Es curioso que ChatGPT haya entrado en nuestras vidas justo cuando se aprueba una ley Trans que va a introducir cambios en el Código Civil. Y del mismo modo que se anulan las verdades biológicas contenidas en el ADN, también se prohíben las denominaciones tradicionales de padres y madres para sustituirlas por constructos lingüísticos como «progenitor gestante» o «progenitor no gestante» (las mujeres, por otra parte, ya no son definidas como mujeres sino como «personas menstruantes»). Es curioso, repito, porque nuestro buen ChatGPT -ese «transformador» que no sabe qué es el amor ni qué es el sexo- también podría definir así a un padre o a una madre si alguien se lo pidiera. Si lo pensamos bien, «progenitor gestante» parece un término mucho más adecuado para un bot lingüístico que «padre» o «madre». Y es normal que sea así.
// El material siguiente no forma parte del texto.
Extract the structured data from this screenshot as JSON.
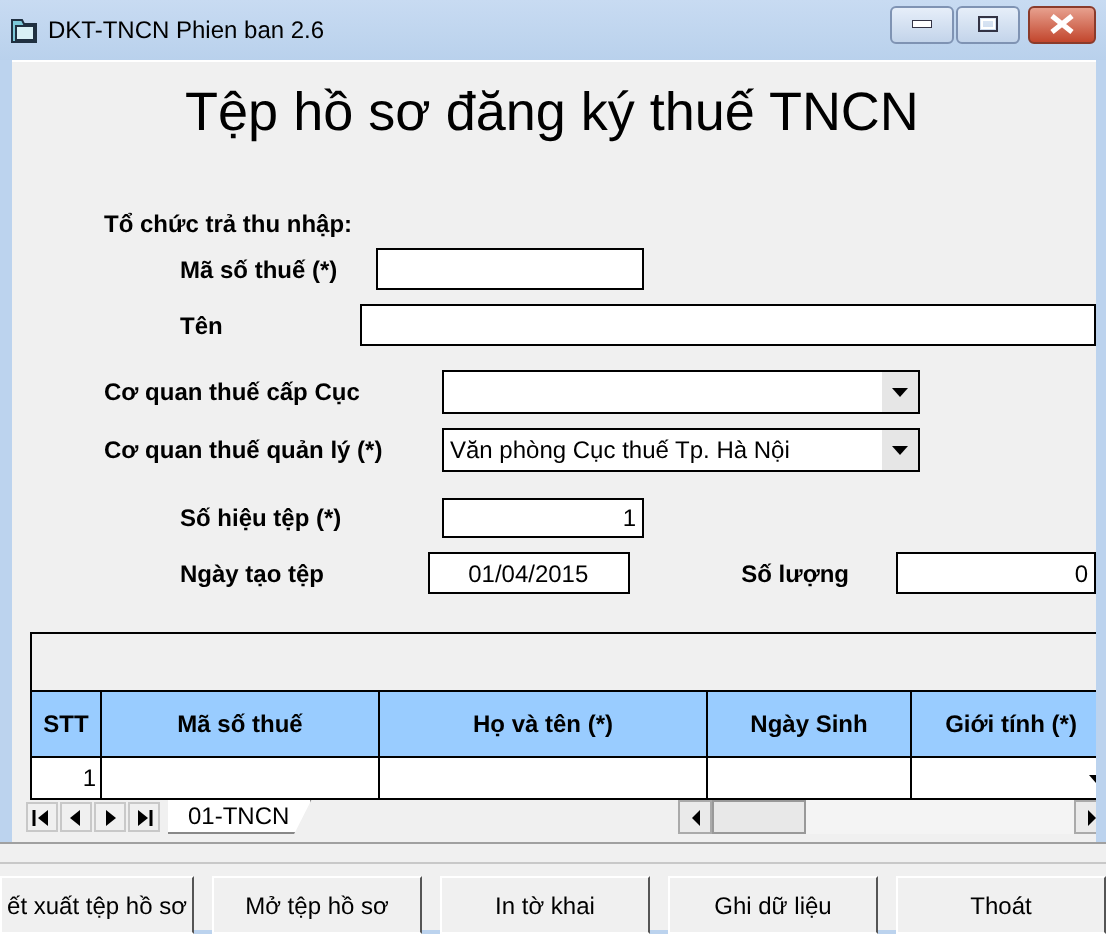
{
  "window": {
    "title": "DKT-TNCN Phien ban 2.6"
  },
  "heading": "Tệp hồ sơ đăng ký thuế TNCN",
  "payer": {
    "label": "Tổ chức trả thu nhập:",
    "fields": [
      {
        "label": "Mã số thuế (*)",
        "kind": "text"
      },
      {
        "label": "Tên",
        "kind": "wide"
      }
    ]
  },
  "tax_office": [
    {
      "label": "Cơ quan thuế cấp Cục",
      "kind": "select"
    },
    {
      "label": "Cơ quan thuế quản lý (*)",
      "kind": "select",
      "value": "Văn phòng Cục thuế Tp. Hà Nội"
    }
  ],
  "file": {
    "number": {
      "label": "Số hiệu tệp (*)",
      "value": "1"
    },
    "created": {
      "label": "Ngày tạo tệp",
      "value": "01/04/2015"
    },
    "count": {
      "label": "Số lượng",
      "value": "0"
    }
  },
  "table": {
    "columns": [
      {
        "label": "STT",
        "kind": "text"
      },
      {
        "label": "Mã số thuế",
        "kind": "text"
      },
      {
        "label": "Họ và tên (*)",
        "kind": "text"
      },
      {
        "label": "Ngày Sinh",
        "kind": "text"
      },
      {
        "label": "Giới tính (*)",
        "kind": "select"
      }
    ],
    "rows": [
      {
        "stt": "1"
      }
    ]
  },
  "sheet_tabs": [
    {
      "label": "01-TNCN",
      "selected": true
    }
  ],
  "buttons": [
    "ết xuất tệp hồ sơ",
    "Mở tệp hồ sơ",
    "In tờ khai",
    "Ghi dữ liệu",
    "Thoát"
  ]
}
En un mundo vaciado de todo contenido emocional, en un mundo donde la biología ya no existe, en un mundo en el que todas las palabras que denoten afecto o amor o pertenencia estén desprovistas de significado, el vocabulario inanimado de los ChatsGPT será el único que tenga sentido. Y ese nuevo mundo será sin duda un mundo muy hermoso y muy justo. Lo malo es que jamás conseguirá saber qué demonios es la belleza. O la justicia. O la verdad.